Fate of solar farm may rest with GISD

Shown here is typical Caprock solar farm — one is planed for the extreme western edge of Goliad County.

GOLIAD – When Goliad County Judge Mike Bennett took office he was determined to bring industry to the county to increase its tax base, saying the county – strapped by years of relying on transferring money from its reserves to meet its budget – could not solve its fiscal problems “with another dress shop.”

One of those industries is a proposed solar farm in the extreme western part of the county near Tulsita planned by the Austin-based Caprock Renewables Company.

The planned $300 million facility – on 2,100 leased acres – would produce 680,000 megawatts of electricity a year which would be connected to a nearby transmission line running to the distribution farm adjacent to the Coleto Creek Power Plant.

The generated power is sufficient to power 45,000 homes.

The Goliad Commissioners Court created an investment zone at the proposed site, which was the first step in granting a tax abatement, which the court also did.

While the court received the company with open arms, the same was not true when it approached the Goliad Independent School District for a similar abatement.

Board President Brandon Huber and Trustee Trey Wimberly both expressed doubts, based on uncomfortable results from its granting a tax abatement for the DCP Midstream plant, which subsequently went into litigation with the Goliad Appraisal District each year to protest its appraisal.

“We were burned badly and we would like to avoid that,” Huber told Caprock representatives in November.

The trustees’ concerns were mirrored by Goliad Chief Appraiser Richard Miller who told the board that because GISD was a Chapter 41 school district, any financial benefit the district would see from the abatement would go directly to the state.

“The purpose of the agreement is to benefit the school in several ways, not just property tax. It also means bringing jobs and families who will put their children in school … this project doesn’t do that because (when completed) it only will create one full-time job,” Miller says.

Cognizant of GISD’s reticence, Evan Horn, manager of Tax Services in Austin – he serves as Caprice’s financial advisor – suggested a different plan to GISD trustees Jan. 13.

Caprock is anxious, Horn says, “because an agreement with the school board is absolutely critical for a project like this to work.”

Translation: No GISD agreement, no solar farm.

“What we are asking the school board to consider,” Horn says, “is not an abatement. It’s a value-limitation agreement (VAA). Instead of (GISD’s) foregoing some taxes in an abatement, the project is taxed at an amount set by the Texas Comptroller’s Office.

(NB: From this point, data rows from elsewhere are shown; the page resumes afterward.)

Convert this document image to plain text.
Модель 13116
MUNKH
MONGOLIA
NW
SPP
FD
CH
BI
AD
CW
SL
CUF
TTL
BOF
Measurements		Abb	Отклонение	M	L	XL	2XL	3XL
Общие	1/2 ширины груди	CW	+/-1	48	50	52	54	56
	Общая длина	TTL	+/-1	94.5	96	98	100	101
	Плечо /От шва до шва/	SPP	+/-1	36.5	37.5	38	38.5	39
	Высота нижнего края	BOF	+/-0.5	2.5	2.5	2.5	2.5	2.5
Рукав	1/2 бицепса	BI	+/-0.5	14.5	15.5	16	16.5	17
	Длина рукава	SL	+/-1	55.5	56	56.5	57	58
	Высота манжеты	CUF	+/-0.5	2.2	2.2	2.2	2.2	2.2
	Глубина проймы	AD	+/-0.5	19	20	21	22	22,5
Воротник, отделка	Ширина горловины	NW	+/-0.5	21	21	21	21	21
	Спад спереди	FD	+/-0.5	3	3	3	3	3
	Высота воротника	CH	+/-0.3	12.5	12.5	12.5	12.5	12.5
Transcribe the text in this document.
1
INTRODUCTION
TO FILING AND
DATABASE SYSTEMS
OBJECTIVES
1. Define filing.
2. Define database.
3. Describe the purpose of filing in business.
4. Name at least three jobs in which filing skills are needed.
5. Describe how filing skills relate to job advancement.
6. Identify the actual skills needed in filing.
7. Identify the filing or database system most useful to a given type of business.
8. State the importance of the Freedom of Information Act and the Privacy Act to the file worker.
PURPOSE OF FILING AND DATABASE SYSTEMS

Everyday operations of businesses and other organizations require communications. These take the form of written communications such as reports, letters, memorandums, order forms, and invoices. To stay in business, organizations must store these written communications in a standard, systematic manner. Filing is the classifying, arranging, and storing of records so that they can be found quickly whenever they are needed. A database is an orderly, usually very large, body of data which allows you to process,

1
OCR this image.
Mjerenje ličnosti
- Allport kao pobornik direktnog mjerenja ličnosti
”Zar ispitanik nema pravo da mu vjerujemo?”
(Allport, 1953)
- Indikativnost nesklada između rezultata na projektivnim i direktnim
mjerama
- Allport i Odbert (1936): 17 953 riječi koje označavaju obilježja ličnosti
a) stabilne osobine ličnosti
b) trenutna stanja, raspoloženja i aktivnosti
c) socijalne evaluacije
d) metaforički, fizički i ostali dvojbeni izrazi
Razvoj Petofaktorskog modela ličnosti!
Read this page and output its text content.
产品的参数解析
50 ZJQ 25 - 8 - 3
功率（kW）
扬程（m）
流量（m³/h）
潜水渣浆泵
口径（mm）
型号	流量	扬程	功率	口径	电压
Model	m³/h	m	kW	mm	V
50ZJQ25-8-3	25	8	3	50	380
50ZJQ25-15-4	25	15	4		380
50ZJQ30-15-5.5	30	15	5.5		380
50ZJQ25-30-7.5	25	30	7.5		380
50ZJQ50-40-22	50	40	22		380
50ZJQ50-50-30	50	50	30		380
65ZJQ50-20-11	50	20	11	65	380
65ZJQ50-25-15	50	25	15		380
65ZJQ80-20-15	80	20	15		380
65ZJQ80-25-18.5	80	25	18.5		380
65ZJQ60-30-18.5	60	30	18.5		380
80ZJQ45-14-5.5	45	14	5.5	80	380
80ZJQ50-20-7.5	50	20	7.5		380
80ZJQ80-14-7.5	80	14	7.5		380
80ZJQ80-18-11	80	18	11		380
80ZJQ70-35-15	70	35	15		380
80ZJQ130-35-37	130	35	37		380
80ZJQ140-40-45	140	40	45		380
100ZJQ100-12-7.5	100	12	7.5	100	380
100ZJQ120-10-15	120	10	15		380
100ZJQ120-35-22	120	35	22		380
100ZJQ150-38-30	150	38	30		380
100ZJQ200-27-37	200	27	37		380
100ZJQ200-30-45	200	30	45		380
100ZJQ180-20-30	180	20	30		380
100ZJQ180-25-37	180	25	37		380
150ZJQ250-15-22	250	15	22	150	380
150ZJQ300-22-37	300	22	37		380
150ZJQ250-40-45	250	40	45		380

“The key difference,” Horn emphasized, “is that the school district does not lose any funding. The district only benefits.”

Under the proposed agreement, the district would receive $123,000 in payments over 15 years which, Horne says, would not be subject to recapture payments to Austin.

The state takes, or re-captures, funds from what are considered rich school districts.

“GISD would be held harmless from any losses occurring from entering into a VAA,” he says.

“The total benefits for the school district for entering into an agreement is close to about $4 million over the 15-year life of the agreement.”

Bennett is astonished about the GISD’s reluctance.

“It’s a no-brainer,” he says. “The county will gain almost $250,000 a year. Everyone who lives in the school district lives in the county. Why wouldn’t the school district want what’s best for the county?”

The increased value of the land when a solar farm is built on it is another benefit, he says.

“When you have a piece of property,” he explains, “and it moves from ag use to non-ag, you go back three years and recover the taxes that you would have drawn. When people say there’s no value to this, I have a hard time understanding it.”

Caprock General Manager Raina Hornaday stressed that she didn’t wish to sound as if she was making threats, but landowners and Bee County officials have expressed a strong interest in hosting the facility just over the river from its planned location.

“The same people own the land on both sides of the creek,” Bennett says. “The secret is, the sun shines all over Texas.”

Hornaday says Caprock is scheduled to seek the board’s approval at its regular session Feb. 10.